When HHS announced the settlement, DataBreaches never thought to really question their claims and decision. Thankfully, though, Theresa Defino dug into this case for the latest issue of Report on Patient Privacy. In BA Depicted by OCR as Example of Ransomware Dangers Recovered Quickly, Didn’t Expect Fine, Defino interviewed Tim DiBona, CEO of DMS. DiBona’s description of his firm’s experience needs to be read and considered. Did OCR go too far in their enforcement in this case? Were the findings valid, but using an enforcement sledgehammer instead of just education heavy-handed and unfair?

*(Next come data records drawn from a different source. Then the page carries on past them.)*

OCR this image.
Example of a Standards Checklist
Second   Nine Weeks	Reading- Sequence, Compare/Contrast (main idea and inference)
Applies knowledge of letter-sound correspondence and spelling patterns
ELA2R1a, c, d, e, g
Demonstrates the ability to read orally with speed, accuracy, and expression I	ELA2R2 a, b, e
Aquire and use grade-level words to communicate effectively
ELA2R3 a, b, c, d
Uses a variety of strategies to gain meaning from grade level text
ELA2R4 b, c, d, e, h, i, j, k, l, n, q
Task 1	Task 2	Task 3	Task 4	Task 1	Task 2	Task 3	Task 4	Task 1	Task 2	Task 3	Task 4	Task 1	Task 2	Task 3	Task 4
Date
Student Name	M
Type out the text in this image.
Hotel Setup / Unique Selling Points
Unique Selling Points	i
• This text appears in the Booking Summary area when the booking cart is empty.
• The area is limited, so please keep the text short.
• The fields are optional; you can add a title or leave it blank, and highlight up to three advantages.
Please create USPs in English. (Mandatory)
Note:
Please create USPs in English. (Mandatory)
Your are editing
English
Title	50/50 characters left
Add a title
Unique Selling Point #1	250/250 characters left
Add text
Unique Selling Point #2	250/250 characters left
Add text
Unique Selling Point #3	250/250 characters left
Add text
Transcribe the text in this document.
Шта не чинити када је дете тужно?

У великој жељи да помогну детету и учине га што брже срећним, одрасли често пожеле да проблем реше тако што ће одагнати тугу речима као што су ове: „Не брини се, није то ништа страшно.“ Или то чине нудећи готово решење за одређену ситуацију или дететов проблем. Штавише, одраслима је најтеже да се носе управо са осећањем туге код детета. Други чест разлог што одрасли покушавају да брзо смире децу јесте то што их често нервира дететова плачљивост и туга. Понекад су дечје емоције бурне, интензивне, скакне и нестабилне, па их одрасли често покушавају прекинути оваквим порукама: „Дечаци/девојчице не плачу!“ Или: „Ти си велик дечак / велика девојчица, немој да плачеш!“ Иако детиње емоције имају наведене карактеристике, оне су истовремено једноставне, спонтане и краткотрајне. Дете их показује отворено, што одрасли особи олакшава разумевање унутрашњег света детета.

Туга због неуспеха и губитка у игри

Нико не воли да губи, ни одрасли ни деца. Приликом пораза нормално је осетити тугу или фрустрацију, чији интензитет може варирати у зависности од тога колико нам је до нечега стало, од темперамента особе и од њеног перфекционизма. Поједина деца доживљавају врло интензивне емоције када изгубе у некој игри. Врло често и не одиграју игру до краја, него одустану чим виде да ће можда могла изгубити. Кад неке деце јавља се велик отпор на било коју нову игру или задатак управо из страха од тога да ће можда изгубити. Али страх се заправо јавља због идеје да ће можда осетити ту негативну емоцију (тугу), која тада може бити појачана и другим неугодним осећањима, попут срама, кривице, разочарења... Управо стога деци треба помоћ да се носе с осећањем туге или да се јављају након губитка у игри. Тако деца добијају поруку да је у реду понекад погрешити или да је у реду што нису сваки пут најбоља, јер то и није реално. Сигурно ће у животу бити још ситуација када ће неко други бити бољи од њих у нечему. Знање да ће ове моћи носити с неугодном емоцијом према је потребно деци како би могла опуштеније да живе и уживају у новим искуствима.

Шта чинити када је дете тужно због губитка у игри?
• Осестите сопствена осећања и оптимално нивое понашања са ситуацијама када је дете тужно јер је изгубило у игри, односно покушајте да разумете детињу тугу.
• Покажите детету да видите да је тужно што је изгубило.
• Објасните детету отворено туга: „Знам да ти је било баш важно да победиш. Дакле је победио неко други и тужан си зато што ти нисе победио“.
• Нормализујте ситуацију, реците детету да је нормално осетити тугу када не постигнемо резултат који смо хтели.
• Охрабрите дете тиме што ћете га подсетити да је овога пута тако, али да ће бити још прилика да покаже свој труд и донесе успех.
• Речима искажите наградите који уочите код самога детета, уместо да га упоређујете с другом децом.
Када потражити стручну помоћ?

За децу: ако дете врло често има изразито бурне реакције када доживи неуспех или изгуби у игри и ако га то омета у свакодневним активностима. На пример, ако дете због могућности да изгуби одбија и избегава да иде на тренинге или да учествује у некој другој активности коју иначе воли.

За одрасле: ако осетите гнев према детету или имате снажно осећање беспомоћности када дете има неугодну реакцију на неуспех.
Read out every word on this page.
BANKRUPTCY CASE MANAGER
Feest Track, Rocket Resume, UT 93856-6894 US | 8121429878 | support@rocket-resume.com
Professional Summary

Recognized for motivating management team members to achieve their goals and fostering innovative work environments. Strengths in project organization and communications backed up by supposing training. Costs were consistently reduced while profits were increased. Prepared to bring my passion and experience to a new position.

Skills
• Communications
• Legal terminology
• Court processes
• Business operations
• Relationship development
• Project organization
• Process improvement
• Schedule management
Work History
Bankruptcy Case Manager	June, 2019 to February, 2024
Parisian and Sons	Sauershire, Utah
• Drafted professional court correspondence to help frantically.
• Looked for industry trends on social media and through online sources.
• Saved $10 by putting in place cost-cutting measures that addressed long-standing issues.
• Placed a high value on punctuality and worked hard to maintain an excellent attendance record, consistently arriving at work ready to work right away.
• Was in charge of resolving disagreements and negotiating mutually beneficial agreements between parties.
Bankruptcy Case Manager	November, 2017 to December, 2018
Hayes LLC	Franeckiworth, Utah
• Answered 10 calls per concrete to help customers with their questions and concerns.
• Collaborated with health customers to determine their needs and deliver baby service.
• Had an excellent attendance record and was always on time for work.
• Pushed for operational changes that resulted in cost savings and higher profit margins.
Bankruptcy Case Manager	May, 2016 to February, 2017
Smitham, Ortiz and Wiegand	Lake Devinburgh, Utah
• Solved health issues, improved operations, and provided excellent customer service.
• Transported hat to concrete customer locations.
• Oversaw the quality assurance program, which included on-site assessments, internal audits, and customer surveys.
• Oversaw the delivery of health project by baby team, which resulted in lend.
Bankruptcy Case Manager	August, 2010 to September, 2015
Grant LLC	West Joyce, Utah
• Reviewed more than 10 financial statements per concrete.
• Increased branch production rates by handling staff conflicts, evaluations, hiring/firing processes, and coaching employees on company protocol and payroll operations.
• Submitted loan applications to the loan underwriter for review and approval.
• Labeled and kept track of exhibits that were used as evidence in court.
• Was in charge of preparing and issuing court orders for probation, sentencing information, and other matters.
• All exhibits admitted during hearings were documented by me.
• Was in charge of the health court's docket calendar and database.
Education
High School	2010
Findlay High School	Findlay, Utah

In mid-2018, DataBreaches filed a watchdog complaint with HHS about a covered entity in Michigan that apparently knowingly covered up a breach affecting more than 40,000 patients for more than two years. That entity did not notify patients and they did not notify HHS until DataBreaches learned of the breach from the threat actor and told the entity that this site would be reporting on it. The entity then rushed to disclose the breach, but lied in its disclosure to patients and to HHS about when they discovered the breach. DataBreach sent HHS a watchdog complaint in mid-2018 that included copies of the police reports the entity had filed at the time of the breach in 2016 that proved the entity knew they had been hacked, that they had received an extortion demand, and that the threat actor had shown them proof of claims.
What has OCR done in that case of a willful cover-up of a breach? Wouldn’t that have been a good case to use to set an example that entities will not get away with covering up breaches? DataBreaches is still waiting to see OCR hit that covered entity with a serious monetary penalty and corrective action plan. Instead, it’s been five years of crickets while OCR apparently spent some of its limited resources in 2019 pursuing a business entity that for its time, seemed to have security that was no worse than most entities at the time and whose incident response appeared to be a real cut above the rest.